Julio Diéguez (professor de Teologia Moral na Pontifícia Universidade da Santa Cruz) apresenta a castidade pela perspectiva da virtude cardeal da temperança. Uma formação que assuma este enfoque não deveria centrar-se em evitar determinados comportamentos ou em adequar a conduta a determinadas normas. Antes, deveria tratar-se de educar a própria inclinação, de maneira a experimentar uma conaturalidade, também afetiva, com o bem. O capítulo termina desenvolvendo os meios que podem ajudar a crescer nesta virtude, agrupados em dois tipos: os que dependem do próprio sujeito e os que podem ser oferecidos pelo seminário.
Por último, Paul O’Callaghan (professor de Antropologia Teológica na Pontifícia Universidade da Santa Cruz) destaca a necessidade que toda pessoa tem de saber-se amada como condição para poder amar aos demais. Para facilitar uma eficaz doação ao próximo, sacrificada, perseverante e generosa, ele propõe uma dinâmica da gratificação diferida, que consiste em respeitar os tempos do amor sem buscar a satisfação imediata dos desejos e exigências. Desenvolve sua tese em seis pontos práticos que podem servir para a formação dos seminaristas.
A perspectiva psicológica
As ciências humanas, e concretamente a medicina e a psicologia, podem ser de grande utilidade no trabalho de formação. Essas disciplinas ajudam a compreender tanto o funcionamento normal da psique humana como as causas e o tratamento das diversas enfermidades mentais, bem como as medidas que podem ser tomadas no trabalho de formação para fomentar um desenvolvimento sadio da personalidade, que é a melhor prevenção contra estas patologias. Além disso, elas nos oferecem instrumentos para o discernimento vocacional daqueles que estão considerando um possível chamado ao sacerdócio.
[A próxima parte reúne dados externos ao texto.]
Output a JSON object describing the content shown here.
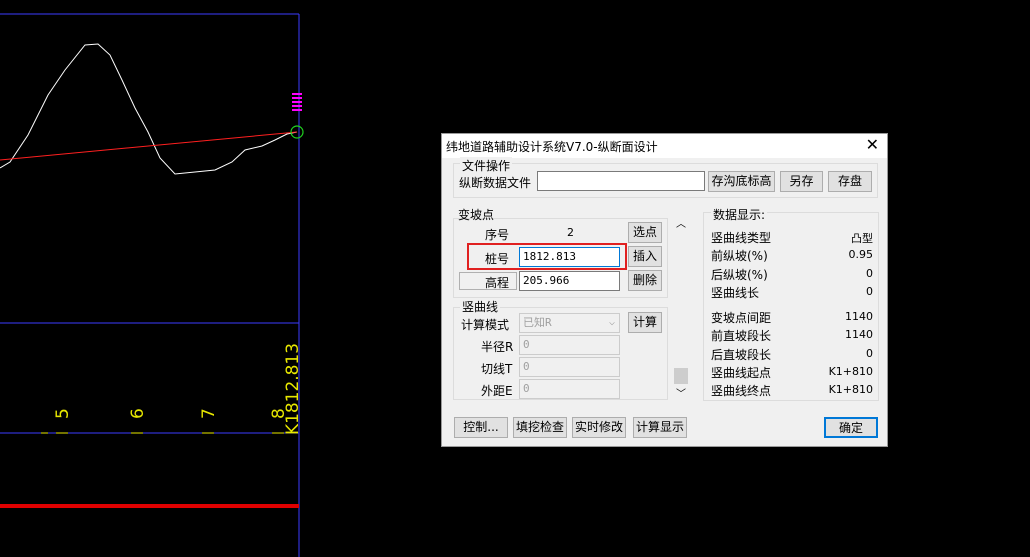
{
  "cad": {
    "markers": [
      "5",
      "6",
      "7",
      "8"
    ],
    "vertical_label": "K1812.813"
  },
  "dialog": {
    "title": "纬地道路辅助设计系统V7.0-纵断面设计",
    "close_glyph": "✕",
    "file_group": {
      "legend": "文件操作",
      "file_label": "纵断数据文件",
      "file_value": "",
      "save_bottom_label": "存沟底标高",
      "save_as_label": "另存",
      "save_label": "存盘"
    },
    "vpi_group": {
      "legend": "变坡点",
      "index_label": "序号",
      "index_value": "2",
      "select_label": "选点",
      "station_label": "桩号",
      "station_value": "1812.813",
      "insert_label": "插入",
      "elevation_label": "高程",
      "elevation_value": "205.966",
      "delete_label": "删除"
    },
    "curve_group": {
      "legend": "竖曲线",
      "mode_label": "计算模式",
      "mode_value": "已知R",
      "compute_label": "计算",
      "radius_label": "半径R",
      "radius_value": "0",
      "tangent_label": "切线T",
      "tangent_value": "0",
      "external_label": "外距E",
      "external_value": "0"
    },
    "data_display": {
      "legend": "数据显示:",
      "rows": [
        {
          "label": "竖曲线类型",
          "value": "凸型"
        },
        {
          "label": "前纵坡(%)",
          "value": "0.95"
        },
        {
          "label": "后纵坡(%)",
          "value": "0"
        },
        {
          "label": "竖曲线长",
          "value": "0"
        },
        {
          "label": "变坡点间距",
          "value": "1140"
        },
        {
          "label": "前直坡段长",
          "value": "1140"
        },
        {
          "label": "后直坡段长",
          "value": "0"
        },
        {
          "label": "竖曲线起点",
          "value": "K1+810"
        },
        {
          "label": "竖曲线终点",
          "value": "K1+810"
        }
      ]
    },
    "bottom_buttons": {
      "control": "控制...",
      "fill_cut": "填挖检查",
      "realtime": "实时修改",
      "compute_display": "计算显示",
      "ok": "确定"
    }
  }
}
Esta parte começa com o capítulo de Wenceslao Vial (médico e professor de Psicologia e Vida Espiritual na Pontifícia Universidade da Santa Cruz), que faz um breve percurso pela psicopatologia, detendo-se em alguns quadros que podem ser encontrados com mais frequência entre os seminaristas: os transtornos de personalidade, os transtornos afetivos e a síndrome do burnout. Em sua exposição, ele destaca alguns sinais que podem servir de alerta e contribuir para um diagnóstico precoce.
Francisco Insa (psiquiatra e professor de Bioética na Pontifícia Universidade da Santa Cruz) estuda dois tipos específicos de personalidade: a dependente e a obsessivo-perfeccionista. Para suas reflexões, parte da teoria do apego, desenvolvida pelo psicólogo americano John Bowlby, que dá uma base para entender a origem destes aspectos da personalidade. Finalmente, oferece orientações práticas que podem ajudar no trabalho de formação dos candidatos que apresentem estas características.
Os tristes casos de abuso de menores por parte de alguns eclesiásticos são abordados por Hans Zollner (decano do Instituto de Psicologia e presidente do Centro para a Proteção de Menores da Pontifícia Universidade Gregoriana). Ele destaca que a proteção dos menores não é uma incômoda tarefa acrescentada ao verdadeiro trabalho pastoral como consequência desses lamentáveis episódios, mas que faz parte da missão própria da Igreja. Aponta quatro âmbitos de trabalho neste campo: a atenção às vítimas, uma atitude de abertura e transparência, o compromisso com a prevenção e uma dinâmica de formação e atualização permanente dos presbíteros.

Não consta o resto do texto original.